O globo, n. 31708, 30/05/2020. País, p. 9

 

Caso Marielle: MP tenta quebra de sigilo de celulares

Chico Otavio

Vera Araújo

30/05/2020

 

 

Promotoria do Estado do Rio quer dados sobre aparelhos que estavam em via pela qual passou carro idêntico ao usado no assassinato
Depois de vencer a queda de braço contra a federalização do caso Marielle no Superior Tribunal de Justiça (STJ), o Ministério Público do Estado do Rio (MP-RJ) espera agora que uma segunda vitória, na mesma Corte, o ajude a solucionar o crime. Tramita em segredo de Justiça no STJ um recurso ajuizado pelas empresas Google Brasil Internet Ltda. e Google LLC contra uma decisão do Tribunal de Justiça do Rio que determinou a quebra de sigilo telefônico e de dados de geolocalização de todos que passaram pelo pedágio da Via Transolímpica, que liga o Recreio a Deodoro, num intervalo de 15 minutos do dia 2 de dezembro de 2018.

Foi naquela data que um Cobalt prata, idêntico ao usado na emboscada contra a vereadora Marielle Franco (PSOL) e o motorista Anderson Gomes no dia 14 de março de 2018, foi visto pela última vez. Câmeras do pedágio flagraram o veículo, mas não foi possível ver quem estava a bordo.

Essa pode ser uma das formas, no ponto de vista das promotoras do caso, de se chegar ao mandante do crime ou mesmo obter mais provas contra Ronnie Lessa e Élcio de Queiroz, apontados como autores do duplo assassinato.

Só com a quebra do sigilo dos celulares e dos dados de geolocalização seria possível chegar à pessoa que estava usando o carro em 2 de dezembro de 2018. No entanto, apesar de a Justiça fluminense autorizar a ação, as empresas Google Brasil Internet Ltda. e Google LLC recorreram da decisão, impetrando recurso no STJ.

As empresas alegaram que, se fornecessem os dados, estariam violando a privacidade e a intimidade dos usuários. Sustentaram ainda a tese de que a ordem de quebra de sigilo seria genérica, "vedada pela Constituição e pela legislação" do Marco Civil da Internet. "Não comentamos casos específicos.
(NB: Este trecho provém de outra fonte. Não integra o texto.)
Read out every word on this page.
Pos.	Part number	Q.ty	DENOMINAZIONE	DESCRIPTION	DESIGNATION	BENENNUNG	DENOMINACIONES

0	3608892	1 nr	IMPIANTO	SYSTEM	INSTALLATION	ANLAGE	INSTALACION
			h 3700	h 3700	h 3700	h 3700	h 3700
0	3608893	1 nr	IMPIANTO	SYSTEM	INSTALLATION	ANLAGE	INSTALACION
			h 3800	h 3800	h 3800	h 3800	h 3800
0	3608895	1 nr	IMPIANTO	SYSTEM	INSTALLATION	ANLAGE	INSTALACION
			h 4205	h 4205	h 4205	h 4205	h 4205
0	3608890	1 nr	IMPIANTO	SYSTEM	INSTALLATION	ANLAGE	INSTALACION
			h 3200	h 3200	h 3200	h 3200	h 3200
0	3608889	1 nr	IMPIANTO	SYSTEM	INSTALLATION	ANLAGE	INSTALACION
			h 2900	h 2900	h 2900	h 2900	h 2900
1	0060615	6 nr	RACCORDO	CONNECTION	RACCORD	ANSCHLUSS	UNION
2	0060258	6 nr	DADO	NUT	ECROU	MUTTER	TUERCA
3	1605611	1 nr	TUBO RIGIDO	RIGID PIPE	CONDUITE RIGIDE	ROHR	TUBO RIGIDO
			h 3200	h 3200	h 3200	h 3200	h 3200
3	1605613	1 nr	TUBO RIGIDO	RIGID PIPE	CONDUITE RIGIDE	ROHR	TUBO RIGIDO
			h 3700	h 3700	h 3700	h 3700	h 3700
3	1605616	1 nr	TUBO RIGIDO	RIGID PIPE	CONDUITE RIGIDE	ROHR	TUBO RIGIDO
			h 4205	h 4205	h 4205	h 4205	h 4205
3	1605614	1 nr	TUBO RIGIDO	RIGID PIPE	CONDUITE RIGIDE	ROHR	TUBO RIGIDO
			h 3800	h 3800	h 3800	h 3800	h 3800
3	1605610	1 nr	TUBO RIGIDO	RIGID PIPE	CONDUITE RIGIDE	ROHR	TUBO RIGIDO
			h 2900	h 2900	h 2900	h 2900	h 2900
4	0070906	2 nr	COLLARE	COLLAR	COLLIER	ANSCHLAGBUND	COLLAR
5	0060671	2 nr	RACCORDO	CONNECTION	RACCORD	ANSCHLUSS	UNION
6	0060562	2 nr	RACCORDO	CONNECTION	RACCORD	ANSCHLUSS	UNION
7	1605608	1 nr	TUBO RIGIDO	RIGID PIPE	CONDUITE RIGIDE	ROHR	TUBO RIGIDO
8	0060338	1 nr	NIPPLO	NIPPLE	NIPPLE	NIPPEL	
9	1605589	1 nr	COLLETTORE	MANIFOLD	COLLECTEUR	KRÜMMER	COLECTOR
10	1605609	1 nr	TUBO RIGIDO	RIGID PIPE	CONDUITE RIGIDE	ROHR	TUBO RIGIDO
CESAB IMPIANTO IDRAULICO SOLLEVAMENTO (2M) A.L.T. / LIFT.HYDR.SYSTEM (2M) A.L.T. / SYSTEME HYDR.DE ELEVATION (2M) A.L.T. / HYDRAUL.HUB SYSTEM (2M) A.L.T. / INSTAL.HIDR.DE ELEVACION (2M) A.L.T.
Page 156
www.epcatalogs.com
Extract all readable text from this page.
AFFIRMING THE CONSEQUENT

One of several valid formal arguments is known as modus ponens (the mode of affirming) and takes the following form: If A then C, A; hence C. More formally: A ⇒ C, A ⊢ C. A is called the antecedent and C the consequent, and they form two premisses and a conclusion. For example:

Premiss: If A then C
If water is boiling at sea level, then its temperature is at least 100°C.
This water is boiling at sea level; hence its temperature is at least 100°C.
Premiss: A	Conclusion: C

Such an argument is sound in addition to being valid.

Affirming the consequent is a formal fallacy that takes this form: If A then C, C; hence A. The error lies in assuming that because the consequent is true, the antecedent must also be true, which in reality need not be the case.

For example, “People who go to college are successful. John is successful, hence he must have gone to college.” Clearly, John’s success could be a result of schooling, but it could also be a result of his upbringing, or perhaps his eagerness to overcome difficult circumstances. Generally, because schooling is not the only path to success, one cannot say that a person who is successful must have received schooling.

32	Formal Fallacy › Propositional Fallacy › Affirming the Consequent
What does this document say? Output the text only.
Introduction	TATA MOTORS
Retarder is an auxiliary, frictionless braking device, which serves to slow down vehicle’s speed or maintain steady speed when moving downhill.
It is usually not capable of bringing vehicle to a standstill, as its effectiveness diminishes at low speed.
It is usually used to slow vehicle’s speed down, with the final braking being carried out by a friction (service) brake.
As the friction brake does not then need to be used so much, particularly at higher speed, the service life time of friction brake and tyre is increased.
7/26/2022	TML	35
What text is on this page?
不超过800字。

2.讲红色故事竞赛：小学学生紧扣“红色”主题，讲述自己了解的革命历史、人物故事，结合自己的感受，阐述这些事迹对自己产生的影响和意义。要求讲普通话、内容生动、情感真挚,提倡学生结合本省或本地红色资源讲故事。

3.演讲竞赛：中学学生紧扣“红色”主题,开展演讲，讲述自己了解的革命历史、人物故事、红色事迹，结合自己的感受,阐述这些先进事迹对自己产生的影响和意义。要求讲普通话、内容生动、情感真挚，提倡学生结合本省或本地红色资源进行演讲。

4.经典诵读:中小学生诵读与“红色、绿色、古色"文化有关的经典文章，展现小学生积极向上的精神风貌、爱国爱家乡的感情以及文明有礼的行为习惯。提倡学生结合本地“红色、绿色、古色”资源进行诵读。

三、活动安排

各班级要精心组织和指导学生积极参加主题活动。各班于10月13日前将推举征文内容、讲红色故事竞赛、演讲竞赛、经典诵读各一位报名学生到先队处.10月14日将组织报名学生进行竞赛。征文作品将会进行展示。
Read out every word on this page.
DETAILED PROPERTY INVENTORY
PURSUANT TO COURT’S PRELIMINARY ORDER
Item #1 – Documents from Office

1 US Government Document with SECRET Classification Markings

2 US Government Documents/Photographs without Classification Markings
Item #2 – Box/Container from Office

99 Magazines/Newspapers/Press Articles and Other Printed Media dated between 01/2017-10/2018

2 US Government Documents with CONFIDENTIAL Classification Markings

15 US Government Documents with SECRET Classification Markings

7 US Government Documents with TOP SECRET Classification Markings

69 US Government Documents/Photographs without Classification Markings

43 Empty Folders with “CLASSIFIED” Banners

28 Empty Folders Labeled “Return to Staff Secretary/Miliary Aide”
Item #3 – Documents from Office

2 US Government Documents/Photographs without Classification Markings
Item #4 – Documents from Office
Gostaríamos de dizer que protegemos vigorosamente a privacidade dos nossos usuários ao mesmo tempo em que buscamos apoiar o importante trabalho das autoridades investigativas, desde que os pedidos sejam feitos respeitando preceitos constitucionais e legais", diz uma nota emitida em conjunto.

No STJ, o esforço é para que o julgamento aconteça ainda em junho. O relator do caso é o ministro Rogerio Schietti, um dos oito que votaram a favor da permanência das investigações com a Polícia Civil e o MP-RJ.

 PROCURADOR SE MANIFESTA

Ao comentar o resultado de um julgamento realizado na última quarta-feira, no qual a 3ª Turma do STJ rejeitou por unanimidade (oito votos a zero) um pedido de federalização da investigação do crime, o procurador-geral de Justiça do Rio, Eduardo Gussem, disse que pode "afiançar aos familiares das vítimas, aos brasileiros e a todos os interessados na solução desse importante caso que tudo que está ao nosso alcance tem sido feito e que ainda daremos respostas efetivas e concretas nesse caso". Para Gussem, o resultado unânime fala por si:

—O instituto do Incidente de Deslocamento de Competência (IDC) existe para evitar injustiças, e não para produzir injustiças. Marielle Franco era uma voz da sociedade, uma defensora dos direitos humanos, e, juntamente com seu motorista, Anderson Gomes, não mereciam ser alvo de um ato tão cruel e covarde como o que os vitimou.

O pedido de federalização havia sido protocolado em setembro do ano passado pela então procuradora-geral da República Raquel Dodge, sob argumentação de "inércia" por parte de autoridades fluminenses encarregadas de elucidar o crime.